Oregonians are living in a broader range of family types than 10 years ago as the recession and other factors have caused living arrangements to adapt, according to new Census numbers.
 
Aug. 29, 2011 - PRLog -- For years there has been a trend away from a husband and wife raising their related children, but the 2010 Census shows that no single type of family is replacing it.

Marion and Polk counties have been swept up in a number in national trends, including more families with multiple generations, while still having higher rates of marriage and child bearing than the state as a whole.

"In general we have a larger proliferation of different types of families," said Scott Coltrane, dean of the College of Arts and Sciences at the University of Oregon.

"You have fewer people getting married, people waiting longer to get married, more single-person households and then the interesting thing is childbearing and where children are living are in flux."

Families are finding ways to get by, as they've done for some time, according to Linfield professor of sociology Amy Orr.

"Families adapt to the broader society, and that has happened throughout time," Orr said. "If you want to understand the family at any particular point in time, you have to look at what is happening in the broader society."

While the number of husband and wife homes grew about 4 percent in the state, it was slower than family households at around 9 percent in the past decade.

In Oregon, 48 percent of households belonged to married couples in 2010, compared to 52 percent in 2000. Marion and Polk counties were at 50 percent and 54 percent, 2010, a 3 percentage point drop in each case.

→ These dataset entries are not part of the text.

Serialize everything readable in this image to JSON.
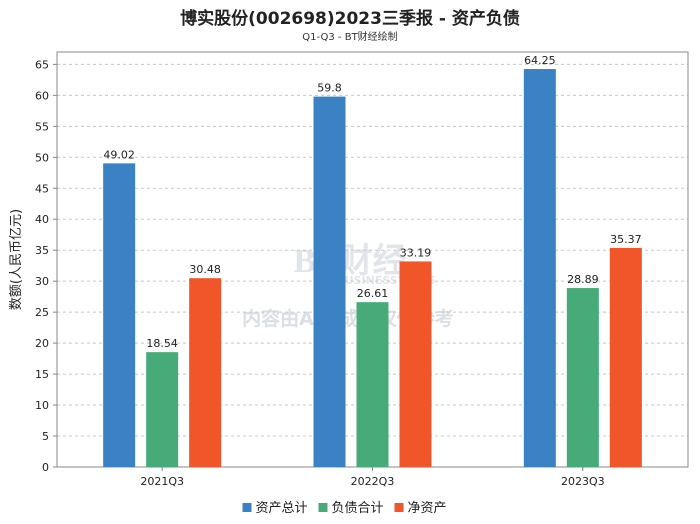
{
  "chart_data": {
    "type": "bar",
    "title": "博实股份(002698)2023三季报 - 资产负债",
    "subtitle": "Q1-Q3 - BT财经绘制",
    "ylabel": "数额(人民币亿元)",
    "xlabel": "",
    "ylim": [
      0,
      67
    ],
    "yticks": [
      0,
      5,
      10,
      15,
      20,
      25,
      30,
      35,
      40,
      45,
      50,
      55,
      60,
      65
    ],
    "grid": true,
    "legend_position": "bottom",
    "categories": [
      "2021Q3",
      "2022Q3",
      "2023Q3"
    ],
    "series": [
      {
        "name": "资产总计",
        "color": "#3a82c4",
        "values": [
          49.02,
          59.8,
          64.25
        ]
      },
      {
        "name": "负债合计",
        "color": "#46ab78",
        "values": [
          18.54,
          26.61,
          28.89
        ]
      },
      {
        "name": "净资产",
        "color": "#f0562a",
        "values": [
          30.48,
          33.19,
          35.37
        ]
      }
    ]
  },
  "watermark": {
    "logo_text": "BT财经",
    "logo_sub": "BUSINESSTIMES",
    "notice": "内容由AI生成，仅供参考"
  }
}
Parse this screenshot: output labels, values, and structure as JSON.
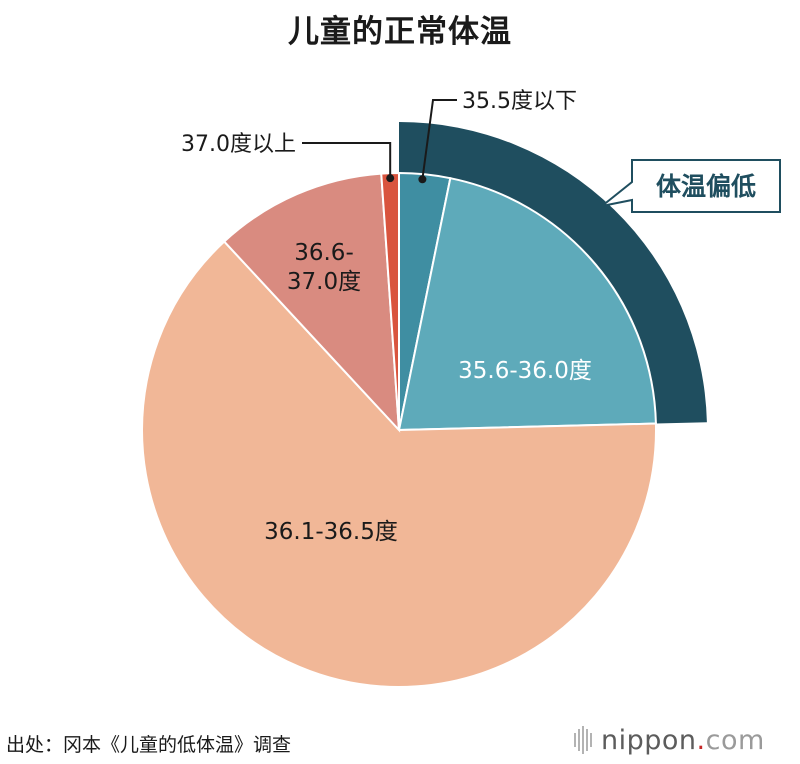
{
  "chart_data": {
    "type": "pie",
    "title": "儿童的正常体温",
    "unit": "%",
    "slices": [
      {
        "label": "35.5度以下",
        "value": 3.2,
        "color": "#3f8ea2",
        "label_style": "callout"
      },
      {
        "label": "35.6-36.0度",
        "value": 21.4,
        "color": "#5eaaba",
        "label_style": "inside-white"
      },
      {
        "label": "36.1-36.5度",
        "value": 63.5,
        "color": "#f1b797",
        "label_style": "inside-dark"
      },
      {
        "label": "36.6-37.0度",
        "value": 10.8,
        "color": "#d98b80",
        "label_style": "inside-dark"
      },
      {
        "label": "37.0度以上",
        "value": 1.1,
        "color": "#d9543e",
        "label_style": "callout"
      }
    ],
    "highlight": {
      "label": "体温偏低",
      "covers": [
        "35.5度以下",
        "35.6-36.0度"
      ],
      "color": "#1f4e5f"
    }
  },
  "source": "出处：冈本《儿童的低体温》调查",
  "logo": {
    "word": "nippon",
    "dot": ".",
    "tld": "com"
  }
}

Of all families in Oregon, 448,329 had children in 2010, an increase of 2.8 percent from 2000. Marion saw an increase of about 5 percent, and Polk went up 15 percent.

Overall the percentage of homes with children dropped 10 percent in Oregon.

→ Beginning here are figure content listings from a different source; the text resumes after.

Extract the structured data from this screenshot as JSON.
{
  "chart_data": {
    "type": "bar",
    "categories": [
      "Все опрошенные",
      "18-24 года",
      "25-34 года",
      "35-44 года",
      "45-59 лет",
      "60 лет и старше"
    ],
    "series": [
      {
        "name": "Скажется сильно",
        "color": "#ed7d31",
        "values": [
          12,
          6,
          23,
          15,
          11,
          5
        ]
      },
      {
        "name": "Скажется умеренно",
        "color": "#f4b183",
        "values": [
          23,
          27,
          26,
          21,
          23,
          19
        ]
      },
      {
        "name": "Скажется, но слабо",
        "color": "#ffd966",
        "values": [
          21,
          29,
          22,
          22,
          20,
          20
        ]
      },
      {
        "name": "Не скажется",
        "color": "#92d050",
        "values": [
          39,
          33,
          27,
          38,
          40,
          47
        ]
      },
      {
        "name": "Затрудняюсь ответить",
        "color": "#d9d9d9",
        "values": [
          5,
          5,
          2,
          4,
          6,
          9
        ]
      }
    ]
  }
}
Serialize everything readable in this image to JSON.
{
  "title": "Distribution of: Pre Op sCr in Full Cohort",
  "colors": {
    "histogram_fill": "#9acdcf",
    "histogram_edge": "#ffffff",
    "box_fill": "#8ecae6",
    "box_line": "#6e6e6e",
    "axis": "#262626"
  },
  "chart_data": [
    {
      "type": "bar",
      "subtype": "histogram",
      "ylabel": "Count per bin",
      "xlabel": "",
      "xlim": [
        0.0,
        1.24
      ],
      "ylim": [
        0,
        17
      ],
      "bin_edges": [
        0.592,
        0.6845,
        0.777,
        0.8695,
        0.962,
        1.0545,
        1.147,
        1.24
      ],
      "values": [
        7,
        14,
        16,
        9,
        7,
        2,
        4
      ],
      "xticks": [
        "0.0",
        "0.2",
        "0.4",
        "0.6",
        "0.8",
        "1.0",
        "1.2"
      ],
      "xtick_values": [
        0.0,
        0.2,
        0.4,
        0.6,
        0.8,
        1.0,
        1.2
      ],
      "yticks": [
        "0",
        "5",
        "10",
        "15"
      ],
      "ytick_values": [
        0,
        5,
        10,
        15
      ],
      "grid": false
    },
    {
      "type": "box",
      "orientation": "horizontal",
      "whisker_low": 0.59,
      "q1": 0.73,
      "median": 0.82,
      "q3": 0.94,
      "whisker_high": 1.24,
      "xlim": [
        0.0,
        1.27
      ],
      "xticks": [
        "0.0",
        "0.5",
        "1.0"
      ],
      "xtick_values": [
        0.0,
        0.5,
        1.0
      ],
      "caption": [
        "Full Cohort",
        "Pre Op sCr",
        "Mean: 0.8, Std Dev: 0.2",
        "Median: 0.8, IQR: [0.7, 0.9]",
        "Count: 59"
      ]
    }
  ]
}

With those changes, other family types have filled in the gaps.

Unmarried partner homes increased 44 percent in Oregon in the past 10 years.

There was also a 39 percent increase across the state in grandchildren living in their grandparents' homes.

The percent of single-person homes rose, as did the percent of homes with seven or more people, each by around 20 percent.

Much of this can be tied to the economy, Orr said.

She pointed out the decision to avoid marriage (median age at first marriage was 28.2 for men and 26.1 for women in 2010) and children isn't necessarily new.

"With more and more parents deciding not to have children, there was another time in history where this happened at a high rate as well, and that was the Great Depression," she said. "People said — and this sounds harsh — that children were economic liabilities and we just can't do that."

Marion and Polk counties have bucked this particular trend.

A USA Today study found that 95 percent of counties in the U.S. saw a drop in the number of people 18 or younger from 2000 to 2010. Both Marion and Polk saw an increase.

Overall, Marion has the largest percentage of its population younger than 5 in Oregon's 36 counties at 7.5 percent. Polk is 10th at 6.5 percent.

Both counties saw an increase in number of grandchildren living with a grandparent. Polk went up 46 percent and Marion rose 52 percent. Oregon overall saw a 39 percent increase.

Overall, around 4 percent of Marion homes have three or more generations, fourth-highest in the state. Polk was just above the state rate of 3 percent, at 3.18.

Although some people suggest that the increase in the state's Hispanic population may be moving those numbers higher — the Census did find that Hispanic families in Oregon were more likely to have multi-generational homes — Coltrane said his research has found it tied more with economic factors.

"Some of the characterizations are that people prefer to live in multi-generational households, but most of the survey data is that they don't necessarily prefer to live together, it's an adjustment to economic hard times," he said.

Orr said while the changes are unwelcome to some, for the most part it's just the natural fluctuation of human living patterns.

"Based on what we've seen and historical trends, the family fluctuates like this on and off, but we tend to look back to the '50s as the golden age, which is really a rare time in history," she said.

"That was a very rare time, but if you look at what was going on in society that made sense, coming back from war, having more children," Orr said. "If we look at the trends in the family, that probably doesn't work as well today as it did back then."